About

H.L. Mencken

Mencken, 33 years old

The Man

Mencken produced an astonishing amount of work in his lifetime. He became City Editor of the Baltimore Morning Herald in 1903, when he was 23. In 1905 he published his first major book, George Bernard Shaw: His Plays, a study of the iconoclastic British playwright.  A steady stream of newspaper articles, book reviews, and books of literary and social criticism followed. His columns “The Free Lance” for the newly created  Evening Sun, begun in 1911. He co-edited The Smart Set with George Jean Nathan from 1914 to 1923. The two writers founded The American Mercury in 1924. Mencken’s most enduring work, The American Language, was first published in 1919, followed by several supplements.

Mencken’s wide ranging activity as a writer included his work as a literary critic. He championed the cause of American naturalists like Theodore Dreiser and Sherwood Anderson, writers whose work dealt directly and realistically with twentieth century America. Mencken was also a social critic. He objected to what he defined as the Puritan tradition, which dominated the American temperament and the American artistic world. He found the hard-hitting language of the streets a better source of material for his writing.

He delighted in the satirical, the dramatic, and the iconoclastic. 

Mencken, 45 years old

Newspaper Days

Mencken’s career flourished throughout the first year of his marriage to Sara Powell Haardt (1898-1935).  Treatise On the Gods was both a critical and financial success. The Great Depression carried with it, however, declining subscription for all manner of literary enterprise, and Mencken’s American Mercury was no exception. Mencken was losing his one secure national forum for his views, and all attempts to save the magazine were largely ineffective. At the end of 1933 he resigned his editorship of the American Mercury and began concentrating on a series of philological studies which would culminate in the publication of The American Language.

Throughout the 1930’s Mencken continued to write for the Baltimore Evening Sun, and his notoriety there never waned. In 1931 he published an article entitled “The Eastern Shore Kultur” in response to the lynching of a black man in Salisbury, Maryland. Mencken wrote that the eastern shore was the “Alsatia of morons,” and “that such a lynching was a public obscenity worthy of cannibals.” The response from the shore was swift and heated. The Marylander and Herald accused Mencken of being alternatively anarchist and communist.
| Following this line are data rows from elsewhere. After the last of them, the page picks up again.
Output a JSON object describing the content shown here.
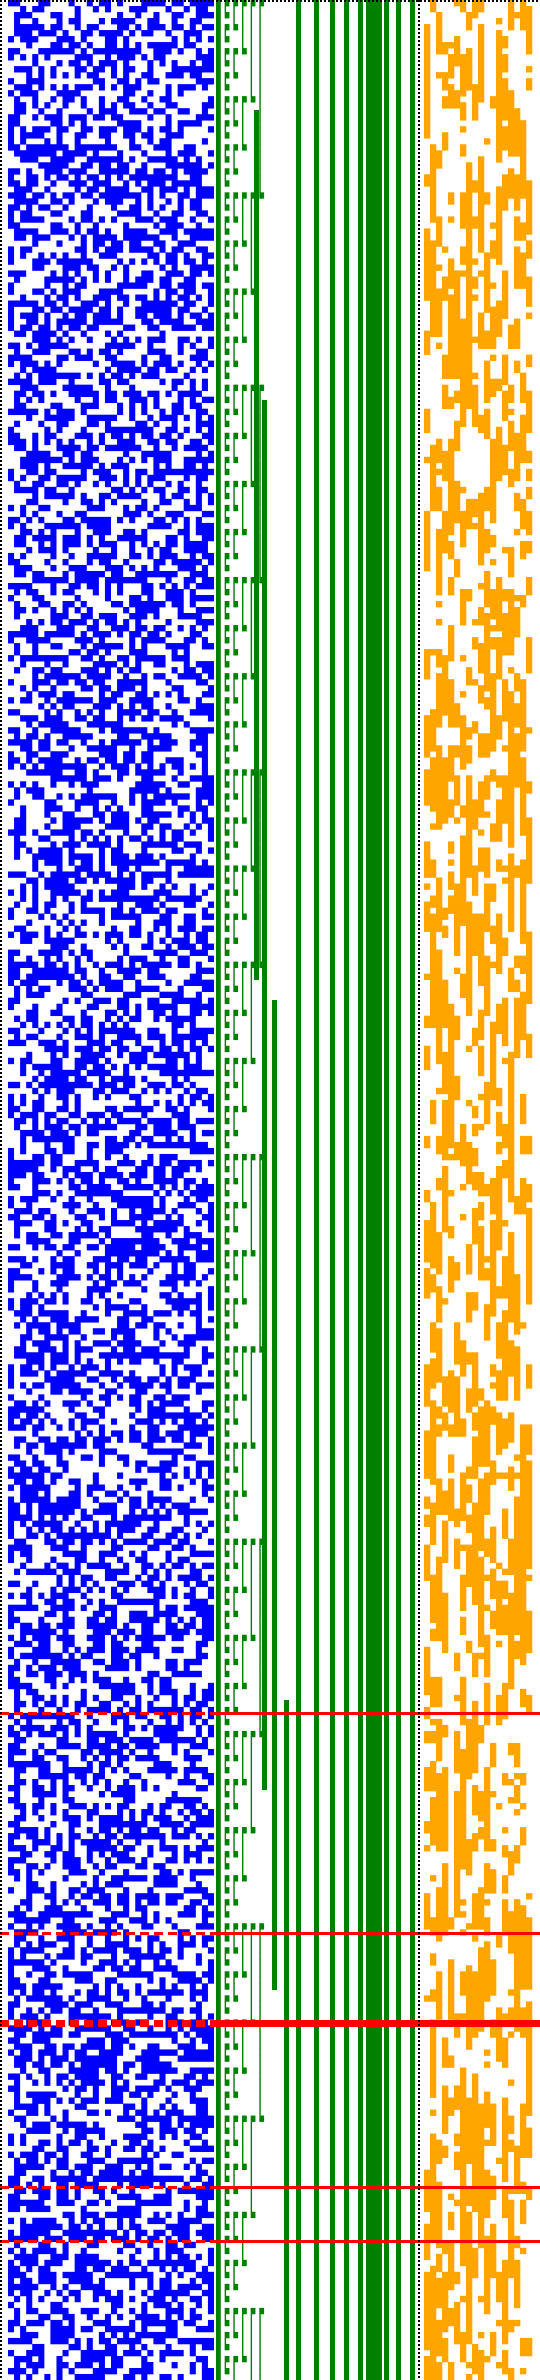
{
  "figure": {
    "kind": "bit-matrix visualization",
    "colors": {
      "background": "#ffffff",
      "left_bits": "#0000ff",
      "staircase": "#008000",
      "stripes": "#008000",
      "right_bits": "#ffa500",
      "separators": "#ff0000",
      "dotted_borders": "#000000"
    },
    "rows": 396,
    "left_bits_columns": 34,
    "staircase_columns": 6,
    "right_bits_columns": 18,
    "vertical_stripe_count": 10,
    "thick_stripe_count": 1,
    "separator_row_count": 6,
    "thick_separator_count": 1,
    "seed": 12345
  }
}
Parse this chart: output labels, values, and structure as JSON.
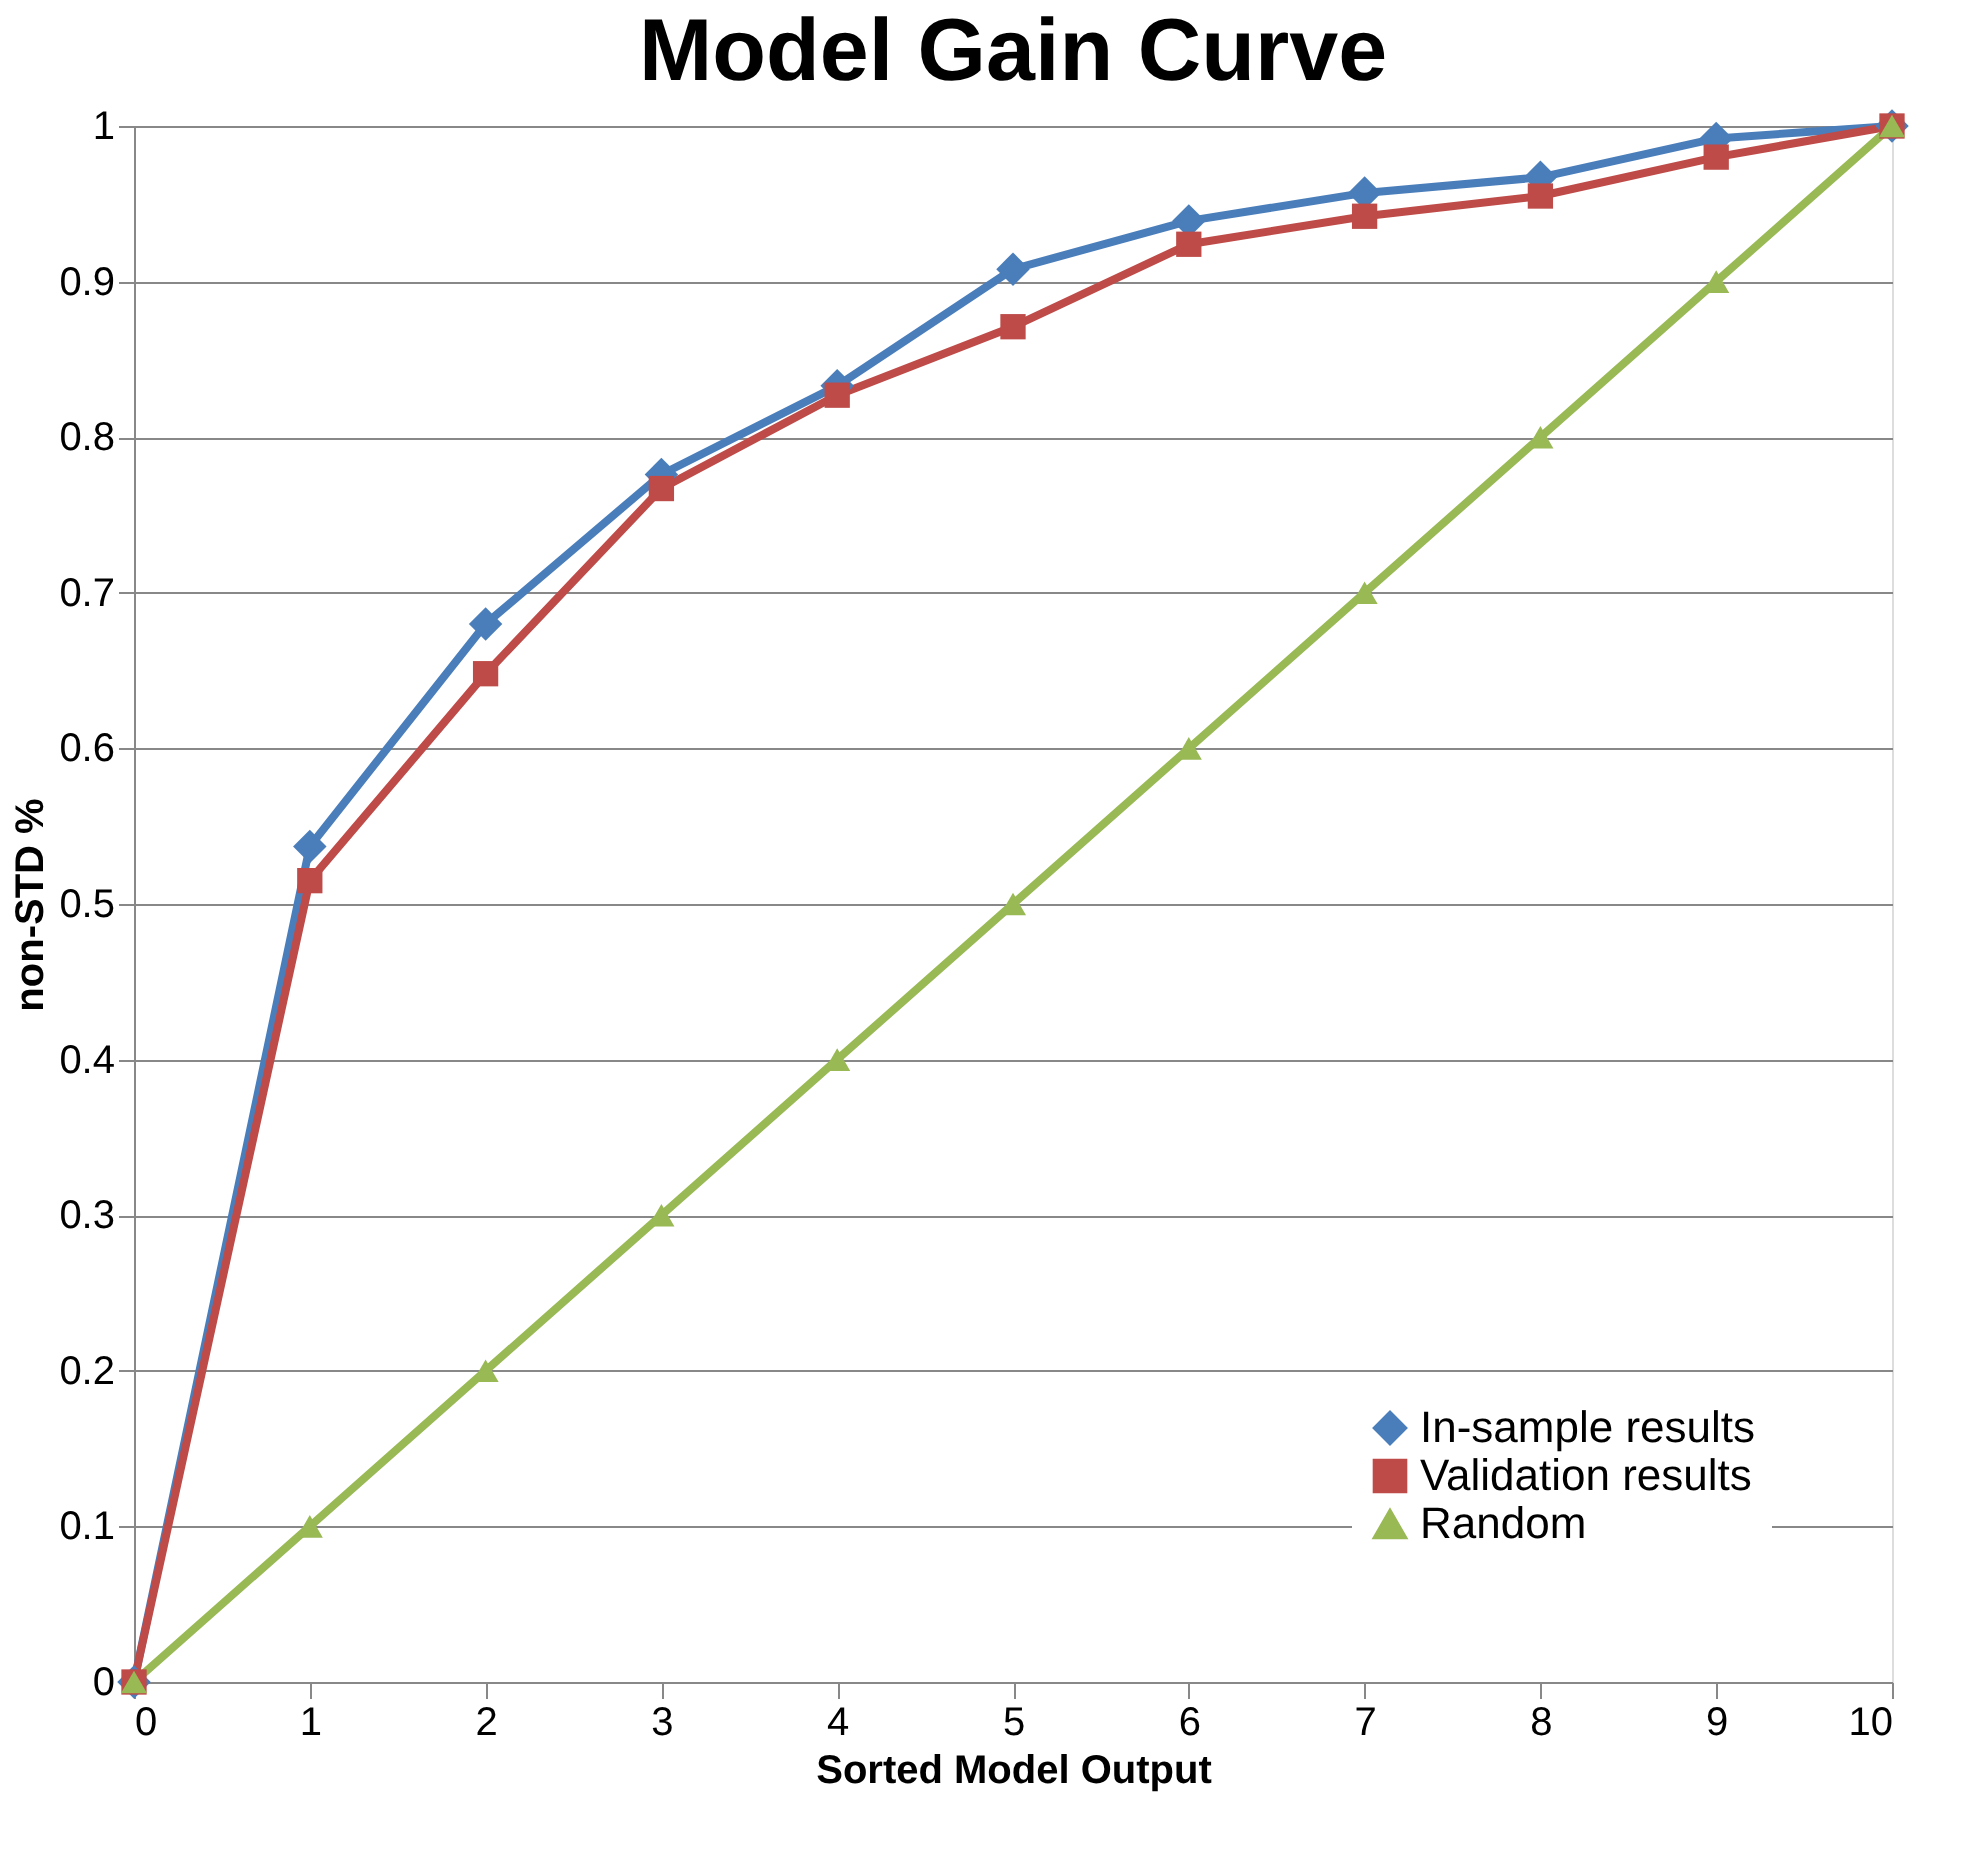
{
  "chart_data": {
    "type": "line",
    "title": "Model Gain Curve",
    "xlabel": "Sorted Model Output",
    "ylabel": "non-STD %",
    "x": [
      0,
      1,
      2,
      3,
      4,
      5,
      6,
      7,
      8,
      9,
      10
    ],
    "series": [
      {
        "name": "In-sample results",
        "color": "#4a7ebb",
        "marker": "diamond",
        "values": [
          0,
          0.537,
          0.68,
          0.776,
          0.833,
          0.908,
          0.939,
          0.957,
          0.967,
          0.992,
          1
        ]
      },
      {
        "name": "Validation results",
        "color": "#be4b48",
        "marker": "square",
        "values": [
          0,
          0.515,
          0.648,
          0.767,
          0.827,
          0.871,
          0.924,
          0.942,
          0.955,
          0.98,
          1
        ]
      },
      {
        "name": "Random",
        "color": "#98b954",
        "marker": "triangle",
        "values": [
          0,
          0.1,
          0.2,
          0.3,
          0.4,
          0.5,
          0.6,
          0.7,
          0.8,
          0.9,
          1
        ]
      }
    ],
    "xlim": [
      0,
      10
    ],
    "xticks": [
      0,
      1,
      2,
      3,
      4,
      5,
      6,
      7,
      8,
      9,
      10
    ],
    "ylim": [
      0,
      1
    ],
    "yticks": [
      0,
      0.1,
      0.2,
      0.3,
      0.4,
      0.5,
      0.6,
      0.7,
      0.8,
      0.9,
      1
    ],
    "grid": "y",
    "legend": "bottom right",
    "line_style": "solid"
  }
}
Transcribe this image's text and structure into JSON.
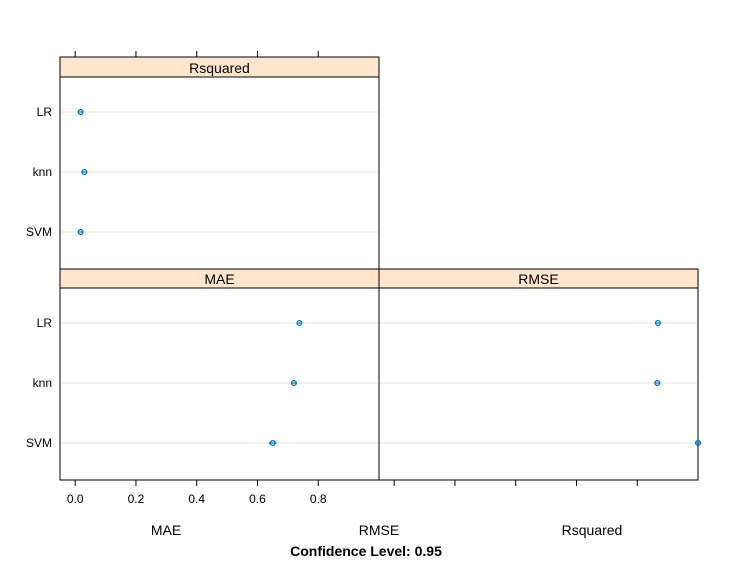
{
  "chart_data": {
    "type": "scatter",
    "layout_order": [
      "Rsquared",
      "MAE",
      "RMSE"
    ],
    "panels": [
      {
        "name": "Rsquared",
        "categories": [
          "LR",
          "knn",
          "SVM"
        ],
        "values": [
          0.018,
          0.03,
          0.018
        ],
        "lower": [
          0.012,
          0.023,
          0.012
        ],
        "upper": [
          0.024,
          0.037,
          0.024
        ]
      },
      {
        "name": "MAE",
        "categories": [
          "LR",
          "knn",
          "SVM"
        ],
        "values": [
          0.738,
          0.72,
          0.65
        ],
        "lower": [
          0.733,
          0.711,
          0.637
        ],
        "upper": [
          0.743,
          0.729,
          0.663
        ]
      },
      {
        "name": "RMSE",
        "categories": [
          "LR",
          "knn",
          "SVM"
        ],
        "values": [
          0.868,
          0.866,
          1.0
        ],
        "lower": [
          0.862,
          0.86,
          0.99
        ],
        "upper": [
          0.874,
          0.872,
          1.01
        ]
      }
    ],
    "xlim": [
      -0.05,
      1.0
    ],
    "xticks": [
      0.0,
      0.2,
      0.4,
      0.6,
      0.8
    ],
    "xtick_labels": [
      "0.0",
      "0.2",
      "0.4",
      "0.6",
      "0.8"
    ],
    "grid": true,
    "point_color": "#0072BD",
    "strip_color": "#FFE5CC",
    "bottom_labels": [
      "MAE",
      "RMSE",
      "Rsquared"
    ],
    "footer": "Confidence Level: 0.95"
  }
}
In response Mencken wrote “Sound and Fury,” which scorned the “low-down politicians, prehensile town boomers, ignorant hedge preachers, and other such vermin” responsible  for the lynching. 

Concerned citizens from the shore sent telegrams to the Sun offices threatening to lynch any Sun employee who set foot on the shore. The Sun delivery trucks en route to Salisbury were attacked and its drivers beaten. There were debates as to whether or not the eastern shore  should secede from Maryland. For several weeks the antagonism continued. Mencken had not lost his touch. Indeed, he could still “stir up the animals”. Yet Mencken was slowly moving away from center stage. He was spending far more time in Baltimore than he had for many years. During his last years as the editor of The American Mercury he went to New York less and less, until finally there was no reason to go at all. Mencken spent a great deal of time with Sara during their five year marriage, vacationing frequently in places like Havana and Cairo. Each trip brought with it the hope that Sara might recover some of the strength that she was constantly loosing. Sara’s death in 1935 brought their “beautiful adventure” to an end.

Celebrating the end of prohibition, March 1933

The Social Critic

Mencken’s “The Free Lance” began on May 8, 1911 in the Evening Sun. His columns generated such controversy that letters of protest poured into the Sun’s office. Mencken saw to it that the most vigorous attacks against him were printed in the column next to his own: “This was partly mere bombast and braggadocia,” he later recalled, “but also partly genuine belief in free speech.” Mencken referred to “The Free Lance” as a “private editorial column devoted wholly to my personal opinions and prejudices.” The title, in fact, denotes a knight who will do battle for a whole variety of causes. Mencken launched his career as a social critic with the founding of The American Mercury. He wanted a magazine free from literary criticism so that he could deal with the wider issues of society and politics. By the time The American Mercury was established in 1924, Mencken was already a nationally known figure.

The 1920’s marked the high point of his popularity. His work on the Sun and his series of weekly syndicated articles for the Chicago  Sunday Tribute had extended his reputation greatly.

Mencken was especially sensitive to the threats against civil liberties. His political commentaries often focused on the breakdown of personal freedom. Prohibition represented one threat. In Prejudices: Fourth Series, he comments: “What lies under it (Prohibition), and under all the other crazy enactments of its category is no more and no less than the yokel’s congenital and incurable hatred of the city man.” His crusade against the Fundamentalist movement, culminated in the famous “Monkey Trial,” in Dayton, Tennessee, in 1925. Mencken covered the trial of John T. Scopes, a high school teacher who had presented the theory of evolution in his class. He saw the case as part of  the struggle of civilization and science against bigotry and superstition.